What volume, in drops, of concentrated HNO3 (6M) is required to react with 0.0191 g of Cu metal (20 drops per milliliter)?
The first thing that you need to do is write out the reaction:
Cu + 4HNO3 --> Cu(NO3)2 + 2NO2 + 2H20
Next you want to convert the mass of copper to moles:
Molar mass of copper = 63.54 g/mol
Moles = Mass/(Molar Mass) = 0.0191g / 63.54g/mol = 0.0003 moles
Next you want to multiply by 4 to determine the number of moles of HN03 needed: 0.0012 moles
As stated in the question the solution is 6 moles/L or 0.006 moles / mL. Divide that by the 20drops/mL and you have a concentration of 0.0003 moles/drop
If we divide the number of moles needed, by the number of moles per drop we can find out how many drops of HN03 are needed: 0.0012 / 0.0003 = 4
Therefore, you need 4 drops of HNO3
The reaction of Cu metal with HNO3 is
3Cu+ 8HNO3----> 3Cu(NO3)2 + 2NO +4H2O (This is the reaction of Cu with dilute HNO3, 6M HNO3 is dilute acid)
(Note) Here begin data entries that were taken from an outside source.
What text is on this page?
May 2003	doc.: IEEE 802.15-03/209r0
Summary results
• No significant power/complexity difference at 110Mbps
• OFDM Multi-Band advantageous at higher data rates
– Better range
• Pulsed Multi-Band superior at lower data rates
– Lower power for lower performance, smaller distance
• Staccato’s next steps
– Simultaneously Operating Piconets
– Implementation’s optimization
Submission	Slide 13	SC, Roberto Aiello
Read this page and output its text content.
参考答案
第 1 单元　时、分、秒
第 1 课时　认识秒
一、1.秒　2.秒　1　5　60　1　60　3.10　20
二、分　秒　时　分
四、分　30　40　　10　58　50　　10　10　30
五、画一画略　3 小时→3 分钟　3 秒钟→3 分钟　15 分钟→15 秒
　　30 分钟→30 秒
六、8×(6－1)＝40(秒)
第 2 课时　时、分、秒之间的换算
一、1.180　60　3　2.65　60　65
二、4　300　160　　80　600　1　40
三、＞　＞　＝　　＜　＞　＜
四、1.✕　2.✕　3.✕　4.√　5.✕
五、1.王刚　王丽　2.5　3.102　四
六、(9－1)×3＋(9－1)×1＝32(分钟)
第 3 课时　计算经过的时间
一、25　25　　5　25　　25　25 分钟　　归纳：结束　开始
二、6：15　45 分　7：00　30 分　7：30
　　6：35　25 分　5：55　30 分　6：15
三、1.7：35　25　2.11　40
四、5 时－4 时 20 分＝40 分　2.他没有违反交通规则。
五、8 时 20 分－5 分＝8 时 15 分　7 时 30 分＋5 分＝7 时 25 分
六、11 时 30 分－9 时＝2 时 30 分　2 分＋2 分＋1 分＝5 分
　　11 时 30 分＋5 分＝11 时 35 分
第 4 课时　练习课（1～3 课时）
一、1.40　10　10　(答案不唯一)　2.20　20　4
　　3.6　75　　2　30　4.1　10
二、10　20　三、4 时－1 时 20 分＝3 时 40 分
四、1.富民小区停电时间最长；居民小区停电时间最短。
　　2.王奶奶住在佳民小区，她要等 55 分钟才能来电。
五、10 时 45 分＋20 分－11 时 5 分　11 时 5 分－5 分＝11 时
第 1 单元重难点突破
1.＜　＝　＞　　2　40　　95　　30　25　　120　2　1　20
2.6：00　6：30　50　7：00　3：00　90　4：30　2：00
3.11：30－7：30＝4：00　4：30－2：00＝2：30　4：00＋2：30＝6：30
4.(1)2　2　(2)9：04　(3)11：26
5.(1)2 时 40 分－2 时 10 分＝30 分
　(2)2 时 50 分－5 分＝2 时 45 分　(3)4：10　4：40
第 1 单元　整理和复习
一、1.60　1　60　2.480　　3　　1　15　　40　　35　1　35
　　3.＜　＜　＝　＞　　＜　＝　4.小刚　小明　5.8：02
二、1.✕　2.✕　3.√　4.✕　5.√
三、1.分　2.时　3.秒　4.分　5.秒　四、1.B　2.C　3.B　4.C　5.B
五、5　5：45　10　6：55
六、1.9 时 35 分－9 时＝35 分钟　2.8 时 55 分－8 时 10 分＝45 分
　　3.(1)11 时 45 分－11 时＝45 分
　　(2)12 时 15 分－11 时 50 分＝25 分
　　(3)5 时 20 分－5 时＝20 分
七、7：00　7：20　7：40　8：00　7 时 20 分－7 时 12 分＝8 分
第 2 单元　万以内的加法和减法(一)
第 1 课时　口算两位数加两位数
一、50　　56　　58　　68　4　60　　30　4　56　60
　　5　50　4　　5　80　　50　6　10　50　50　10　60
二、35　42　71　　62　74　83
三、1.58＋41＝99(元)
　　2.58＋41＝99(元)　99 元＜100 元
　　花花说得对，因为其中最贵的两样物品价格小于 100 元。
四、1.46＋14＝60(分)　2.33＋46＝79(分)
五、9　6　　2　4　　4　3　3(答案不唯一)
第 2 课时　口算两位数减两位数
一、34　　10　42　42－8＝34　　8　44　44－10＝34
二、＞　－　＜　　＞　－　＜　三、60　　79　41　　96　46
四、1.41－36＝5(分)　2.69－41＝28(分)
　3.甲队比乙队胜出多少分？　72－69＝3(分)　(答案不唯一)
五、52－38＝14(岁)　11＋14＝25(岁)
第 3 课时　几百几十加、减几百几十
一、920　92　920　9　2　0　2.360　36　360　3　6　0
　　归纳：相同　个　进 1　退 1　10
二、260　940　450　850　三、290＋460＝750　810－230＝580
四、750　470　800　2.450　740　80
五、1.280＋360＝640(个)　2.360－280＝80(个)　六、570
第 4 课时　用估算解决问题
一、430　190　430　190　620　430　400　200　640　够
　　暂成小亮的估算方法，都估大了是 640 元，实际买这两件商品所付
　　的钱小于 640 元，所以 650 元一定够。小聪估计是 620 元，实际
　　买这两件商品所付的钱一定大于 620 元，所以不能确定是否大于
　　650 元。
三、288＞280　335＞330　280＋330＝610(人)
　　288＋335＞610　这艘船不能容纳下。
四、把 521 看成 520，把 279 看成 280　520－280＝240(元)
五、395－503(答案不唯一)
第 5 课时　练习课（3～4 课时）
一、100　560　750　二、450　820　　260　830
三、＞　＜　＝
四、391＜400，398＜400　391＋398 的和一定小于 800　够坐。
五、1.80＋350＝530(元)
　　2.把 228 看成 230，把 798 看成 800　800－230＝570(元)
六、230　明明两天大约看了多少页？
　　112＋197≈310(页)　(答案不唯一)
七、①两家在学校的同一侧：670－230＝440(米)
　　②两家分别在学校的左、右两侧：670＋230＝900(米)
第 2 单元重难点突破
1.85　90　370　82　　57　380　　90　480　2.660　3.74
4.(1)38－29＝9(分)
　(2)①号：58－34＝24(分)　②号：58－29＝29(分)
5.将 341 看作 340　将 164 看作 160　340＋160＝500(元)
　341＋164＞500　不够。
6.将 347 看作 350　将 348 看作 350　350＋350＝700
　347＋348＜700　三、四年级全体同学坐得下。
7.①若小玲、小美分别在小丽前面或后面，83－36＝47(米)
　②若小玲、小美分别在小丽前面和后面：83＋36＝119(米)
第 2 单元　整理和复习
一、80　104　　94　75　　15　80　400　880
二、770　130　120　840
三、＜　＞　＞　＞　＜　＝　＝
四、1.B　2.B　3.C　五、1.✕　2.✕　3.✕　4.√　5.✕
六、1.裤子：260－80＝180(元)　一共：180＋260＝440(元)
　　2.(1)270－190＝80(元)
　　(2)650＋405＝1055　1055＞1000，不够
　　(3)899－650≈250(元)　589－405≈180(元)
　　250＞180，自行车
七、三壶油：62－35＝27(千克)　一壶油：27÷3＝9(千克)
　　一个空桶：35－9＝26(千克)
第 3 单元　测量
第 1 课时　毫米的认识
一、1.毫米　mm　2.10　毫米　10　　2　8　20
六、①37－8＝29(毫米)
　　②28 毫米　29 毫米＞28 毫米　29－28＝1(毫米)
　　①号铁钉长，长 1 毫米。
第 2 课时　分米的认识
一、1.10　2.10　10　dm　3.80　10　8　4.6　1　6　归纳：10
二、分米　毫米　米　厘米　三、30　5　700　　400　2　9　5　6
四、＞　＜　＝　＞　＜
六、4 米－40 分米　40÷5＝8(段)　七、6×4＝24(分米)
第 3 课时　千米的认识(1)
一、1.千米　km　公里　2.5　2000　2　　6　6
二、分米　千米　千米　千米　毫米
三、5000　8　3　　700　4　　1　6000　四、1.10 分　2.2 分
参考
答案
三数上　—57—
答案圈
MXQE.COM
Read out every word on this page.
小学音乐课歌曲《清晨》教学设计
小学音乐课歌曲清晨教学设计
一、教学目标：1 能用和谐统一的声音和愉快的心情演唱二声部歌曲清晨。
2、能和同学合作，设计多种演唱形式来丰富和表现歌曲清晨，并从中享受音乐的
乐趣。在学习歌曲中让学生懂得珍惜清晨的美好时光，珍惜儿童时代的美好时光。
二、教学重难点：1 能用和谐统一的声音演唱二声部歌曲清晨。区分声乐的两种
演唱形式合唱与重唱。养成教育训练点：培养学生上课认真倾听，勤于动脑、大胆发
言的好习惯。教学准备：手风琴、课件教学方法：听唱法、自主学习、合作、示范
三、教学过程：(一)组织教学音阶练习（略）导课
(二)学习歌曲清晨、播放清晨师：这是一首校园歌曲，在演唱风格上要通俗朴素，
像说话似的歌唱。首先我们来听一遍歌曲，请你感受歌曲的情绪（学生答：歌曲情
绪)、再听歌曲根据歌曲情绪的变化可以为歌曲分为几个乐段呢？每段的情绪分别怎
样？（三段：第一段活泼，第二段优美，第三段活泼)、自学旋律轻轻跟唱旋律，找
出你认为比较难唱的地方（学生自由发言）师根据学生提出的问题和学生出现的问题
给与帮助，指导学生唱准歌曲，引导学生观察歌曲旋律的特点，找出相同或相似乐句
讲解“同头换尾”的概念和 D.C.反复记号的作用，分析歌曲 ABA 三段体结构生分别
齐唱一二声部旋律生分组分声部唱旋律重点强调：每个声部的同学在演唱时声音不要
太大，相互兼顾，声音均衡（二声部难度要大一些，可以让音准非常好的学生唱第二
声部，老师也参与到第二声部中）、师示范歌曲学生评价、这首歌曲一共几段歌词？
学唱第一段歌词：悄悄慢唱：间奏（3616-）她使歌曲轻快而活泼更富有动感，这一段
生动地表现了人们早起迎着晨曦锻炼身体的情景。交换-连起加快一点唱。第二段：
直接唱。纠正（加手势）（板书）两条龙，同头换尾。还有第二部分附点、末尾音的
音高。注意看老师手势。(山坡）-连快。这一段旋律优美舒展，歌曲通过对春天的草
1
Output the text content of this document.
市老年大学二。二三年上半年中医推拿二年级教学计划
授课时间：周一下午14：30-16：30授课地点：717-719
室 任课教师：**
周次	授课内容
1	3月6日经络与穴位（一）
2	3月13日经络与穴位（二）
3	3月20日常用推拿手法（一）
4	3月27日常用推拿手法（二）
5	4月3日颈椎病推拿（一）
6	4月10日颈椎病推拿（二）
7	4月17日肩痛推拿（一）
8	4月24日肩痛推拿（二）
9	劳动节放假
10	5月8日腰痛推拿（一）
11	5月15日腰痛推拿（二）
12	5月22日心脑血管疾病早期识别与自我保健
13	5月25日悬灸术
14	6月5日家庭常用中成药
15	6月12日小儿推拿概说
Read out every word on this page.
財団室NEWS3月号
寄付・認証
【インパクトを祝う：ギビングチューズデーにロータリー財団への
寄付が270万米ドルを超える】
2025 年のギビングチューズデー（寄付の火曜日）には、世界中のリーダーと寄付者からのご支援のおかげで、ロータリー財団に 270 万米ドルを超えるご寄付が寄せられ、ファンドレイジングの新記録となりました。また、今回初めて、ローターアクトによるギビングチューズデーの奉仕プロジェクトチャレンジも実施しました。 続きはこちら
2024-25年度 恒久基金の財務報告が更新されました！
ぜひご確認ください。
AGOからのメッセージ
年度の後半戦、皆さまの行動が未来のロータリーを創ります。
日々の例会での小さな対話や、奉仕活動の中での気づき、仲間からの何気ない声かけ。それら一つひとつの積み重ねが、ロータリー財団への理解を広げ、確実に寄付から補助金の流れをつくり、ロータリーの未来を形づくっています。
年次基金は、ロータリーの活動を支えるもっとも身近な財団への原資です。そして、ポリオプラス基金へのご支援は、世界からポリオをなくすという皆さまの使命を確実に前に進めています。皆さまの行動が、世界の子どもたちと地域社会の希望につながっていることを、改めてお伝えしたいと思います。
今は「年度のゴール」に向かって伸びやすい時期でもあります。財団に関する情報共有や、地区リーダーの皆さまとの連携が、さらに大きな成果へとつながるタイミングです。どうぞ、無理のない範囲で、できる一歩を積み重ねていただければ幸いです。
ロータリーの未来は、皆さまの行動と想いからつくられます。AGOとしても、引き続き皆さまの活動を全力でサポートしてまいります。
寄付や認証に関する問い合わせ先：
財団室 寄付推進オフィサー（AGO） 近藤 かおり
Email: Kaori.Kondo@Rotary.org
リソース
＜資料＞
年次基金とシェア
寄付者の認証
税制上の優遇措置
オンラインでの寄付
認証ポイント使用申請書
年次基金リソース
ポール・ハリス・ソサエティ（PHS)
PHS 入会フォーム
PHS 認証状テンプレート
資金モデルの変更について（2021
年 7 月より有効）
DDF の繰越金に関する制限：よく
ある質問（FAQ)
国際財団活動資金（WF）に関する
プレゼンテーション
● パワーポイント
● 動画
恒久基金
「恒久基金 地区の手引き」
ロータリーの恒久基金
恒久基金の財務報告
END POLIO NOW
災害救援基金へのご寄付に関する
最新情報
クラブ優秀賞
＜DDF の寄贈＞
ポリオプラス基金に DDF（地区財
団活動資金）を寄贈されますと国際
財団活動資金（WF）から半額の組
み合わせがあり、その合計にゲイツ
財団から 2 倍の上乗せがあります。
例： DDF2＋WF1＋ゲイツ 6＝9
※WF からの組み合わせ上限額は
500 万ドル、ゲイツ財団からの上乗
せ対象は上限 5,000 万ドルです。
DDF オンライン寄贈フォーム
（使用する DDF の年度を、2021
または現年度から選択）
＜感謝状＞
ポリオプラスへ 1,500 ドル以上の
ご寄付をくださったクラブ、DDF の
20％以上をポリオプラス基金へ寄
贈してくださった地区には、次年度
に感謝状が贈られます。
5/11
This means that 8 moles of HNO3 are required for every 3 moles of Cu.
Cu has an atomic weight of 63.546.
0.0191 g of Cu is 0.0191/63.456 or very close to 0.0003 moles. This means we need 0.0008 moles of HNO3.
As the concentration of HNO3 is 6M, one liter of HNO3 has 6 moles. Or 1mL has .006 moles. As 20 drops make a mL 1 drop has .006/20 moles.
Here we need 0.0008 moles of HNO3. Therefore we need .006/(20*.0008)=2.666 drops of HNO3.